Com o último balanço divulgado no segundo trimestre de 2025, o BRB (Banco de Brasília) completou um ano sem tornar públicos seus resultados financeiros. Os relatórios operacionais estão represados desde que veio à tona o escândalo do Banco Master, e a falta de dados oficiais oculta o tamanho do rombo deixado pelas operações fraudulentas.
A expectativa do banco de apresentar o balanço consolidado do ano passado no último dia 30 acabou frustrada, e o BRB encostou agora no prazo limite acordado com o Banco Central para solucionar a crise de capital e de liquidez.
Em 6 de fevereiro, a instituição do Distrito Federal entregou um documento ao BC com um conjunto de ações preventivas de recomposição de capital a serem implementadas no prazo de 180 dias, ou seja, até 5 de agosto.

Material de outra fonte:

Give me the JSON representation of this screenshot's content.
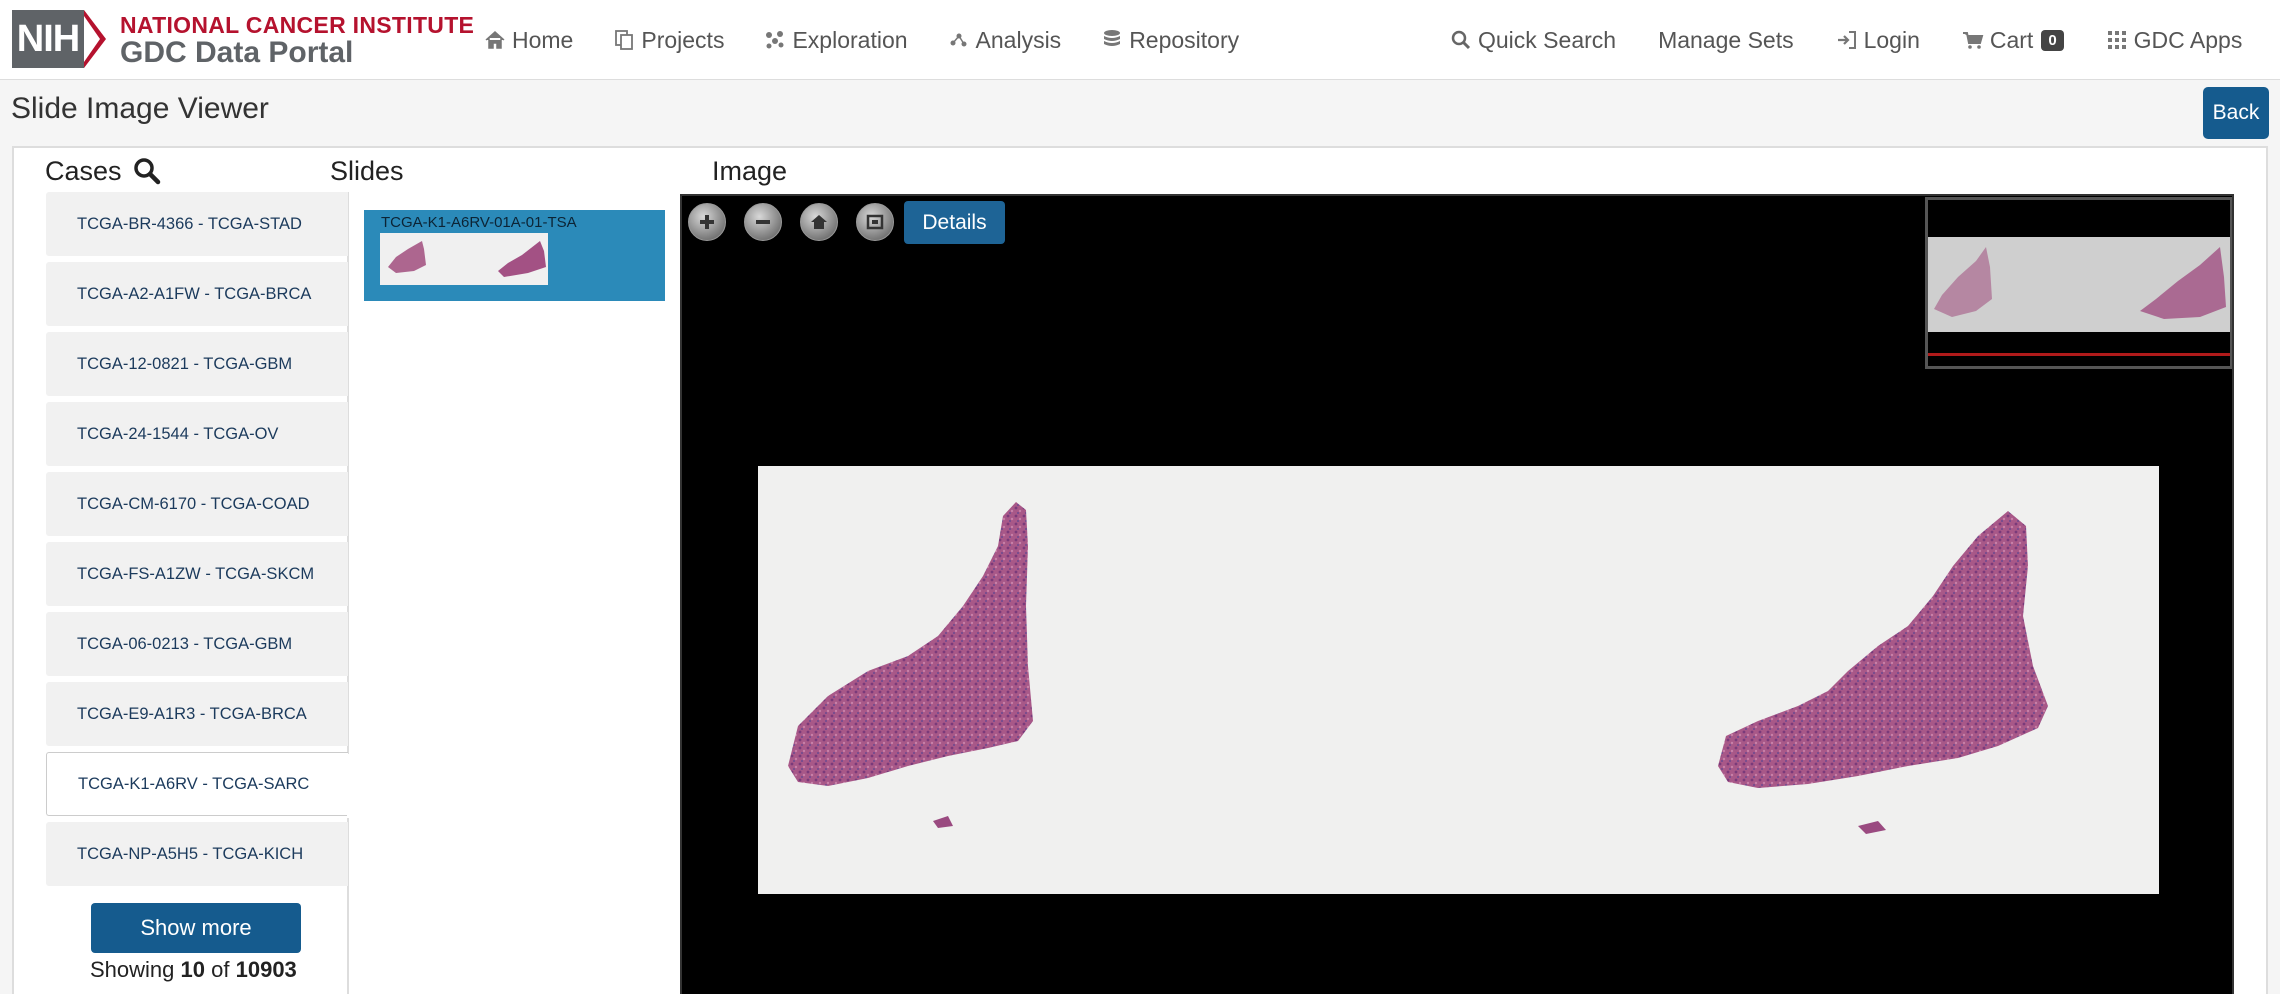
{
  "header": {
    "nih_logo": "NIH",
    "institute": "NATIONAL CANCER INSTITUTE",
    "portal": "GDC Data Portal",
    "nav_left": [
      {
        "label": "Home",
        "icon": "home-icon"
      },
      {
        "label": "Projects",
        "icon": "copy-icon"
      },
      {
        "label": "Exploration",
        "icon": "nodes-icon"
      },
      {
        "label": "Analysis",
        "icon": "analysis-icon"
      },
      {
        "label": "Repository",
        "icon": "database-icon"
      }
    ],
    "nav_right": [
      {
        "label": "Quick Search",
        "icon": "search-icon"
      },
      {
        "label": "Manage Sets",
        "icon": ""
      },
      {
        "label": "Login",
        "icon": "login-icon"
      },
      {
        "label": "Cart",
        "icon": "cart-icon",
        "badge": "0"
      },
      {
        "label": "GDC Apps",
        "icon": "grid-icon"
      }
    ]
  },
  "page": {
    "title": "Slide Image Viewer",
    "back_label": "Back"
  },
  "columns": {
    "cases": "Cases",
    "slides": "Slides",
    "image": "Image"
  },
  "cases": {
    "items": [
      {
        "label": "TCGA-BR-4366 - TCGA-STAD",
        "active": false
      },
      {
        "label": "TCGA-A2-A1FW - TCGA-BRCA",
        "active": false
      },
      {
        "label": "TCGA-12-0821 - TCGA-GBM",
        "active": false
      },
      {
        "label": "TCGA-24-1544 - TCGA-OV",
        "active": false
      },
      {
        "label": "TCGA-CM-6170 - TCGA-COAD",
        "active": false
      },
      {
        "label": "TCGA-FS-A1ZW - TCGA-SKCM",
        "active": false
      },
      {
        "label": "TCGA-06-0213 - TCGA-GBM",
        "active": false
      },
      {
        "label": "TCGA-E9-A1R3 - TCGA-BRCA",
        "active": false
      },
      {
        "label": "TCGA-K1-A6RV - TCGA-SARC",
        "active": true
      },
      {
        "label": "TCGA-NP-A5H5 - TCGA-KICH",
        "active": false
      }
    ],
    "show_more": "Show more",
    "showing_prefix": "Showing",
    "showing_count": "10",
    "showing_of": "of",
    "showing_total": "10903"
  },
  "slides": {
    "items": [
      {
        "label": "TCGA-K1-A6RV-01A-01-TSA"
      }
    ]
  },
  "viewer": {
    "controls": [
      "zoom-in-icon",
      "zoom-out-icon",
      "home-icon",
      "fullscreen-icon"
    ],
    "details_label": "Details"
  },
  "colors": {
    "brand_red": "#b5122e",
    "primary_blue": "#155b8e",
    "slide_selected": "#2b8ab9",
    "tissue": "#a14d7e"
  }
}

Apesar da urgência da situação, interlocutores do mercado financeiro avaliam que os movimentos do banco e do governo do Distrito Federal têm sido muito lentos. A crítica recai principalmente sobre o governo do DF, que não demonstrou até agora capacidade de gerar fluxos de receita capazes de honrar os pagamentos do empréstimo.
Procurado, o BRB não quis se manifestar sobre o atraso das divulgações. Em nota, a Secretaria de Economia do Distrito Federal afirmou que a operação está sendo acertada junto ao sindicato de bancos, que vai oferecer o aval, e pelo FGC, que vai dar o financiamento. "O governo já está pronto para assinar o contrato, mas depende dos trâmites das instituições financeiras envolvidas e não há prazo legal para sua conclusão", disse.